Mendel, while enunciating, his law of independent assortment, ascertained that two or more elements, that constitute a hybrid, undergoes independent segregation without being influenced by the other.
Mendel’s principles of independent assortment apply not only to genes but to chromosomes as well, so that paternal and maternal chromosomes are segregated to separate gametes during meiosis.
It is for this reason that genes carried on different chromosomes undergo complete segregation. Fortunately for Mendel, all the seven characters that he chose for study were on different chromosomes (there are seven pairs of chromosomes in pea plants).
There are hundreds of characters in organisms and if there is a gene for every character as Mendel visualized (which is a fact also) there must be hundreds and indeed thousands of genes, and if genes are situated on the chromosomes there must be hundreds or thousands of chromosomes.
But this is not so; while there could be thousands of genes, the number of chromosomes in most of the individuals hardly exceeds hundred; in fact it is much less.
In Drosophila, where hundreds of characters have been studied there are only four pairs of chromosomes. In human beings with thousands of characters, there are only 23 pairs of chromosomes.
If genes are situated on the chromosomes, it means then several genes responsible for so many characters must be situated on a single chromosome.
When this is so, genes or characters on a single chromosome cannot segregate. They cannot be assorted independently instead they tend to be inherited together.
It was Sutton (1903) who first pointed out the anomalous situation in believing total independent assortment for all the characters, when the number of chromosomes is far less than the number of genes.
For e.g.: if we identify two genes located on a chromosome and perform a dihybrid cross, the chances are the two genes will tend to go together, instead of being assorted independently.
The two traits controlled by these will appear together in an individual, instead of segregating to two individuals.
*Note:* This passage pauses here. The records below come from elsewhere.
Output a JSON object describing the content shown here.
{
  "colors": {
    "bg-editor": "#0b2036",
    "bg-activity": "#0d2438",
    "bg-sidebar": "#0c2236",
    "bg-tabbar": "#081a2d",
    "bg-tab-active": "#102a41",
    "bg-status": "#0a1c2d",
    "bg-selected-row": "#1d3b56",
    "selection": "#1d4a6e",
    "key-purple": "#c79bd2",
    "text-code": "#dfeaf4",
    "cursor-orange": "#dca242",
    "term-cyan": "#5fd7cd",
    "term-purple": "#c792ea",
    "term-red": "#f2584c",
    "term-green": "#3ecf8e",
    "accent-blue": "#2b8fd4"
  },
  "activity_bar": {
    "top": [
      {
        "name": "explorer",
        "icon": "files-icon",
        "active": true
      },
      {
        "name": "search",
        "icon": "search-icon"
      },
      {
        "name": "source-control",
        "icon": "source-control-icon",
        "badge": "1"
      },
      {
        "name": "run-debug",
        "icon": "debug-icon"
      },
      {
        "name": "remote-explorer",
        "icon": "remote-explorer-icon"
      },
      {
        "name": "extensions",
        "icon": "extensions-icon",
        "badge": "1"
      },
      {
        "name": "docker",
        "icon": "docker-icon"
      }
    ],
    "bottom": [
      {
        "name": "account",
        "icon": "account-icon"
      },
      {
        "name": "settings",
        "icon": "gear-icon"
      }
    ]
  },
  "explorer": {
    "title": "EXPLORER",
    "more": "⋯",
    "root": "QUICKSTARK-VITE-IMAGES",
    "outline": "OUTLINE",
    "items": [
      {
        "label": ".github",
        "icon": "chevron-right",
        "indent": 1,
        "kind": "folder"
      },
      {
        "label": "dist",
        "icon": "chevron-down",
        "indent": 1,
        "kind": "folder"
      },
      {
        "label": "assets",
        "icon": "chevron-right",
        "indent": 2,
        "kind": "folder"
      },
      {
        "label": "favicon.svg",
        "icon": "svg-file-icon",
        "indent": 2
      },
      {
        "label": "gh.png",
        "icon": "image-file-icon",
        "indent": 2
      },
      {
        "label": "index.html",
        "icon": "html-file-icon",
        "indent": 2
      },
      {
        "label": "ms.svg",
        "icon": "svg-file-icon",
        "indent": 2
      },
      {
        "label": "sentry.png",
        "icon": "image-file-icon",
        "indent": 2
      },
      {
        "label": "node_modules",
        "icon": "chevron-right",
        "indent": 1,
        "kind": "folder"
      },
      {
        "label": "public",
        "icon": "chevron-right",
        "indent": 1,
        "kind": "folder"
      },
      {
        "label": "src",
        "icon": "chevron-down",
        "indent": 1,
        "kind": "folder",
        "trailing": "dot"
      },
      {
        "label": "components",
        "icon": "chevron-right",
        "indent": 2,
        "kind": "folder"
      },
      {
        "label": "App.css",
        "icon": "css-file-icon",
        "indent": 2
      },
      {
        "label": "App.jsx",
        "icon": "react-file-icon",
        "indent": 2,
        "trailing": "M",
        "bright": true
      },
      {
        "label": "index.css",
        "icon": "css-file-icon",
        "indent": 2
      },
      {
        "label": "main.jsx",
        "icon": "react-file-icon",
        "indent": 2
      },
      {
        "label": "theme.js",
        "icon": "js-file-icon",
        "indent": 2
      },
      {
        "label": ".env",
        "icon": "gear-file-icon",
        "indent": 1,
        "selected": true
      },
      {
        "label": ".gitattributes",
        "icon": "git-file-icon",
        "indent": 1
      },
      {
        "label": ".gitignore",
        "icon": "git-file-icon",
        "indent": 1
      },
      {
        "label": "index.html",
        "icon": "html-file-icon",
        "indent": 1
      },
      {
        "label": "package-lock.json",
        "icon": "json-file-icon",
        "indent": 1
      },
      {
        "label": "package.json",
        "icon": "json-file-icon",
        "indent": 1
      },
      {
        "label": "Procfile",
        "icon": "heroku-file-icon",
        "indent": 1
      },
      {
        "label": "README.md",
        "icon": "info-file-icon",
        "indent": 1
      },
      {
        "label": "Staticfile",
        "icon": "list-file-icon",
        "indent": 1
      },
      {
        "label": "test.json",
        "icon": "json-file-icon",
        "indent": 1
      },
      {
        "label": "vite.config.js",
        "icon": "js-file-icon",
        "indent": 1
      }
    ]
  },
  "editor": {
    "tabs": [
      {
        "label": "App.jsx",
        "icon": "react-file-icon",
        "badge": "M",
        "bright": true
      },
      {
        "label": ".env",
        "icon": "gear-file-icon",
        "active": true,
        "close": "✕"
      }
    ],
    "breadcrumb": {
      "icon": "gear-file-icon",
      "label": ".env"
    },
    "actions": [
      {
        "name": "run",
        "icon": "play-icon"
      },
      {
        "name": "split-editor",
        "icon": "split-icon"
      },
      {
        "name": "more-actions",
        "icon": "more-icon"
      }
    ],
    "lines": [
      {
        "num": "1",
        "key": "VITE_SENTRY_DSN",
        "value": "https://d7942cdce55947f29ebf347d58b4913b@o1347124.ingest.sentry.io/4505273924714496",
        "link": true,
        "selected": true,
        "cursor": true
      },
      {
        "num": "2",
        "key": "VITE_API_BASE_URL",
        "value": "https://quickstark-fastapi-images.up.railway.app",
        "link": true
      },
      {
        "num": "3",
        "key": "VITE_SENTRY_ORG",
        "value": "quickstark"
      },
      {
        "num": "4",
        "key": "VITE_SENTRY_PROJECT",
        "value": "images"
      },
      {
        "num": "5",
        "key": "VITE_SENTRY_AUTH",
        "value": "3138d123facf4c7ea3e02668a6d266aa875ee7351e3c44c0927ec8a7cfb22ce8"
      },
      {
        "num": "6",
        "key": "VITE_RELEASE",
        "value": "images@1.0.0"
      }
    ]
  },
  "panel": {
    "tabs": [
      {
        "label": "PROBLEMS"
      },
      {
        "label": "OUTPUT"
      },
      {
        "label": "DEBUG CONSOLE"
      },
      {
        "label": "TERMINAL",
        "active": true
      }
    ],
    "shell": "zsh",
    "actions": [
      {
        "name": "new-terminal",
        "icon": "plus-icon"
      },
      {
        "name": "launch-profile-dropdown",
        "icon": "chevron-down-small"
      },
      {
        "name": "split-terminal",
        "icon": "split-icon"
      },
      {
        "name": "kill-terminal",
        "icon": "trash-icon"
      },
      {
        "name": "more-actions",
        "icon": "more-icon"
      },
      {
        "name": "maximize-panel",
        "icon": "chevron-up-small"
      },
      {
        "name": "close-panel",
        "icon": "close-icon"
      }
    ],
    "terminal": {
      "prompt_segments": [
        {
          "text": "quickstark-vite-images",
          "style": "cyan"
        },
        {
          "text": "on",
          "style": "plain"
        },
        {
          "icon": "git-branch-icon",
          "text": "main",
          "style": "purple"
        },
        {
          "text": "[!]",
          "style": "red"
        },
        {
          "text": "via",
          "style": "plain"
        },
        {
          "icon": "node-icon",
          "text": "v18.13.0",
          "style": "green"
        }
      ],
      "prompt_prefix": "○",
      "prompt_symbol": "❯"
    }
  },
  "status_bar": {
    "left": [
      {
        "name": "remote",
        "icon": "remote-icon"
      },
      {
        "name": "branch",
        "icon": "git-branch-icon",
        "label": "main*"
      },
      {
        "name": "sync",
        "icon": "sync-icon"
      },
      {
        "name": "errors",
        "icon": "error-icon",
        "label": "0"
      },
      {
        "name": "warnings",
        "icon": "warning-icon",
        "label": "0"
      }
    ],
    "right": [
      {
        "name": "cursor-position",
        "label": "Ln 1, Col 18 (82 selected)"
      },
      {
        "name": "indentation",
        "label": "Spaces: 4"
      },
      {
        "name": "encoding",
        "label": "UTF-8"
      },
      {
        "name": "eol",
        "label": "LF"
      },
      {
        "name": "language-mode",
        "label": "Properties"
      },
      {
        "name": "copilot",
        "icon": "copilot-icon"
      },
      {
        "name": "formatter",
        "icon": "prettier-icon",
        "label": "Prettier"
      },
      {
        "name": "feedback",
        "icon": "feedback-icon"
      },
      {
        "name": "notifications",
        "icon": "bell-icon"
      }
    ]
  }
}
In a dihybrid cross of this type, Mendel’s 9:3:3:1 ratio will be modified.
This phenomenon of genes (present on a single chromosome) showing the tendency to be inherited together is called linkage.
However until Morgan’s work in 1910, Genetics did not have a satisfactory explanation for the tendency of the genes to assort together in the offspring. We shall consider some of the hypotheses concerning the above mentioned behaviour of genes.
As has been pointed out already, Sutton (1903) opined that several genes are present on the chromosome and they tend to be inherited together. However he did not visualize the concept of linkage.
Instead he said that there are groups of genes, and these groups in an individual correspond to the number of chromosomes. Sutton did not experimentally confirm his views.